Of course you can't say that it boils down to just that. But it is a big part of it.

They cook with gas. I don't know about you but it takes time for my stove to get hot. Their stoves get hotter than yours by like a factor of three. That is hotter and faster. And the whole environment is made to make food the center of their attention. When they are working on one meal they can have multiple other meals on hot burners. Something comes out or off while another meal is going in the oven. I would love a gas stove (but it isn't possible), but I would have a nervous breakdown if I had to prepare that much food.

Another thing, you are paying for this space. Cooking high quality food takes space, space that they have to make prepare food in advanced. As you surely know most aspects of cooking that take time. They have the time to cook beef stock, at home you don't have the time to reduce it for days and days in progressively smaller pots.

But don't get disheartened there are things that you can do to improve the experience.

Lately I have been working my kitchen in a number of different directions. Thai on Tuesday? Sure. Welsh Wednesday? If you really want to I'm game.

Country home cooked food has been making more of a showing lately.

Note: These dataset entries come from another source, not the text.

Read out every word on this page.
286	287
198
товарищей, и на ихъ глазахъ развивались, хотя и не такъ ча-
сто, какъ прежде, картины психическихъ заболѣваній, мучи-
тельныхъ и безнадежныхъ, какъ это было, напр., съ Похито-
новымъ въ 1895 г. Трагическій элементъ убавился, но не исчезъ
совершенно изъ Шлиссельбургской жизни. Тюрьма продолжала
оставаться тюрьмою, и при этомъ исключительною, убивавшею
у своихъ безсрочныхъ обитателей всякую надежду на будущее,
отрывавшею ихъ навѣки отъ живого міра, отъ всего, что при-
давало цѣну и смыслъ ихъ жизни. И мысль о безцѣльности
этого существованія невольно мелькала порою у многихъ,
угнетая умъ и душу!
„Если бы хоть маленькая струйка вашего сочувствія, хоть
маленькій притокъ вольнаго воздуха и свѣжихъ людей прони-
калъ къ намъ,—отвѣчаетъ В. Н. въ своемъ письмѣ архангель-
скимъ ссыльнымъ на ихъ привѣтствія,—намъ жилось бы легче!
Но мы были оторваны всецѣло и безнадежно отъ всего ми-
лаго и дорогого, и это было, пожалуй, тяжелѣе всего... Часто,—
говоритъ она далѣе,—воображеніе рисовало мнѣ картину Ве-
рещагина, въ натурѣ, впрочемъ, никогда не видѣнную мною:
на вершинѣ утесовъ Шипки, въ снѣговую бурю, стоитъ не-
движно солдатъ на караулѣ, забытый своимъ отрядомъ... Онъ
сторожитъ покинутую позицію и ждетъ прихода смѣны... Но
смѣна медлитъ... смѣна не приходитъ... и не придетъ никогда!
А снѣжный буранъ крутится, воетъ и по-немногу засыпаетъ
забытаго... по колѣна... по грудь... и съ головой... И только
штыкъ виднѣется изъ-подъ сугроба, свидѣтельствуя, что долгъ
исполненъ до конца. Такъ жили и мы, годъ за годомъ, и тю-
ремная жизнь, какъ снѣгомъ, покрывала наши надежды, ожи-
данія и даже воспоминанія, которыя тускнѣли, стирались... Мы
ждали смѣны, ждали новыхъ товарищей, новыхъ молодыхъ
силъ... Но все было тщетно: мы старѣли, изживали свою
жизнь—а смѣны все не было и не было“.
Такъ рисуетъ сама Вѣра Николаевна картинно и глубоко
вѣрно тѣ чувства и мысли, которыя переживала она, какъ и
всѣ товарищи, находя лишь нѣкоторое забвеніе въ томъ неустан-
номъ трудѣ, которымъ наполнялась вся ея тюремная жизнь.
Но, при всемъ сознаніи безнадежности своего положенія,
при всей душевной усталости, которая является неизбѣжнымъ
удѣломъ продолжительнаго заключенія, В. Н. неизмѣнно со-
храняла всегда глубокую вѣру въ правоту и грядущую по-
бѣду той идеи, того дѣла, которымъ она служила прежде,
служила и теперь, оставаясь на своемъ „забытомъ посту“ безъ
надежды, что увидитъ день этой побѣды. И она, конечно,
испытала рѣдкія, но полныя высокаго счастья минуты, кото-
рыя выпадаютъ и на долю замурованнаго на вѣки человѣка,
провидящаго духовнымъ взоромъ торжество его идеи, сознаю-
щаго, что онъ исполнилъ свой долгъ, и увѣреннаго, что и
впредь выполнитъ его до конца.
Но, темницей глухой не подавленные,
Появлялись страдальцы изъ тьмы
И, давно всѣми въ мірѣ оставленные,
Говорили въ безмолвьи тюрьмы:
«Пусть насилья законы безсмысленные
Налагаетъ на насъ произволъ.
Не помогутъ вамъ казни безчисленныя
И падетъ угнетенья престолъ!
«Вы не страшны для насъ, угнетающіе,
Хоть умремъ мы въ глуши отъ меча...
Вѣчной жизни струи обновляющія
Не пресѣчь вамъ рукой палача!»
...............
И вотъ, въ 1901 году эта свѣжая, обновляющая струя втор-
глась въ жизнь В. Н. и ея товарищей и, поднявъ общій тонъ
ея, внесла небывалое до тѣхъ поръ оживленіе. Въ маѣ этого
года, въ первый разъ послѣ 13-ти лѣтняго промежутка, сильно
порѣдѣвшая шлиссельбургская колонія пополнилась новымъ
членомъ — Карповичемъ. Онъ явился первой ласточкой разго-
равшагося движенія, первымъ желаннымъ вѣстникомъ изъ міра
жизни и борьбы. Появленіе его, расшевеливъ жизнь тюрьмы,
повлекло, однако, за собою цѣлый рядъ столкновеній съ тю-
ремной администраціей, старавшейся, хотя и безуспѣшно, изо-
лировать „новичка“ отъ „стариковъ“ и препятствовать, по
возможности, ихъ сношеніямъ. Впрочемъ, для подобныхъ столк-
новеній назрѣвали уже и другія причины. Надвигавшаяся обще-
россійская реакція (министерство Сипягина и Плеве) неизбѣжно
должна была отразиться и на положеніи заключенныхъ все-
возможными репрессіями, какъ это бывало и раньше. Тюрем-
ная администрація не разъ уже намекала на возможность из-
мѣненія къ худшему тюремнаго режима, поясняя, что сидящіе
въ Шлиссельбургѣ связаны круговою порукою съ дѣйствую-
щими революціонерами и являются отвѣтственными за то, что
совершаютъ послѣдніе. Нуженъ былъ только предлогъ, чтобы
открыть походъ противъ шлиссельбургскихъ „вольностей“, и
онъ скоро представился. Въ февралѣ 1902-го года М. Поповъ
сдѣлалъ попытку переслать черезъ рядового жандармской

Mainly because it tastes great when done with love and it is easy.

But you don't need to go all rustic if you want to make it a stress free kitchen. There are some techniques that make the process easier and more fun. My biggest secret is to turn my stove as hot as it can go only once all my ingredients are ready. Until then don't even bother to turn it on. My grandmother taught me that. She always made sure that all of her onions were chopped and shallots minced and all that other veggies done well before things start getting hot. If not you're in big trouble.

Another thing that will keep you sane in the kitchen is not to cook from recipes posted online. That one is pretty handy from time to time.

And keep this in mind when you are looking for recipes: In a restaurant someone else gets to do the prep work and another person does the dishes. If you make a complicated meal you get to cut everything and when it is done you get to wash every dish. The food work ratio doesn't balance out in that case.